Just hold your nose and vote for Kansas City’s earnings tax | Opinion
An unlikely coalition is set to gather Tuesday morning at Union Station.
The Kansas City mayor and the Jackson County prosecutor — frequent punching bags of the city’s conservatives — will share a stage with the heads of the police and fire unions. Also on hand: the chair of the Civic Council, which represents the region’s largest companies, and the director of the Heavy Constructors Association.
Their kumbaya message: Vote yes on the earnings tax on April 7.
It makes me a little nervous. So does the recent spate of social media videos from City Council members endorsing the tax. The people who run this city are not acting like they think this vote is in the bag.
It would be very bad if it isn’t.
The earnings tax takes a flat 1% of wages for anyone who lives or works in Kansas City — same rate for a teacher as for a CEO — and funds nearly half the city’s general revenue. That’s police, fire, trash, roads, and a whole lot more.
People love to bag on the earnings tax. A guest commentary in The Star last week made a case against renewal that’s worth engaging. Patrick Tuohey of the Show-Me Institute argued the tax is regressive — true — and that it sustains a subsidy culture that funnels public money to developers while the city cries poor at election time. Also largely true. Tuohey pointed to an especially egregious example of civic hypocrisy, where Burns & McDonnell executives who once piously boasted about paying the earnings tax later negotiated to get some of it back to finance a new headquarters.
Tuohey’s solution — and the broader argument from the don’t-tax-us crowd — is to get rid of it and trust that Kansas City will build something fairer on the other side.
That assumes a lot.
A no vote, which would phase out the tax over the next decade, won’t produce a better city. It will produce a gigantic hole. A nearly $400 million hole. Take away the earnings tax and your options to fill that hole are sales tax increases, property tax increases or service cuts — all of which tend to hit lower-income residents at least as hard, and usually harder.
There’s also something worth noting here about Kansas City specifically. Yes, many other cities get by without an earnings tax. But this is a sprawling city with aging infrastructure and deep pockets of poverty, in a metro where plenty of people work here, use the roads and services, and then go home to Lee’s Summit or Overland Park or Liberty. The earnings tax is partly how we account for that. It’s not perfect, but it’s a reasonable solution.
What does bother me is the cycle. Since 2010, Kansas City has been required by state law to vote on the earnings tax every five years — the result of a statewide ballot measure pushed by Republicans who have long opposed the tax. A failed vote would permanently strip the city of its authority to levy the tax. The path back would be incredibly difficult. Analysts have suggested the city might need to double the local sales tax to 6.5% or quadruple property tax levies to make up for the loss.
But even those emergency measures face a legal wall — the 1980 Hancock Amendment to the Missouri Constitution bars local governments from imposing significant tax increases without voter approval.

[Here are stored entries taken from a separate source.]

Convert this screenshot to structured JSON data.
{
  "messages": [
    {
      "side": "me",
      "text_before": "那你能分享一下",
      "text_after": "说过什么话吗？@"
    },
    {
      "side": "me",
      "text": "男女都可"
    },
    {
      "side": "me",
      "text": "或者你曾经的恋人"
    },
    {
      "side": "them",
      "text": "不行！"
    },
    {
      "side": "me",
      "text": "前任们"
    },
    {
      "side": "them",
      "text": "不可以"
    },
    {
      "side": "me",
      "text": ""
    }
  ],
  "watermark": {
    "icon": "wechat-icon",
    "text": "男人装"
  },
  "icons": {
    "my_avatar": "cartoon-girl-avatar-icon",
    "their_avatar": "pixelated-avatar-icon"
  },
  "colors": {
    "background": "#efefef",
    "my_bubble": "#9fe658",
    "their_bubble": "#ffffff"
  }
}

If our city’s leaders are spooked even a little bit about a possible no vote, they should probably start thinking a little bit harder about what a fairer, more sustainable funding model actually looks like.
But that’s a conversation for the next five years. Right now, we have the city we have. I’m voting yes. I’d welcome a little more fiscal discipline at City Hall. But you can’t tighten your belt when your arms are amputated.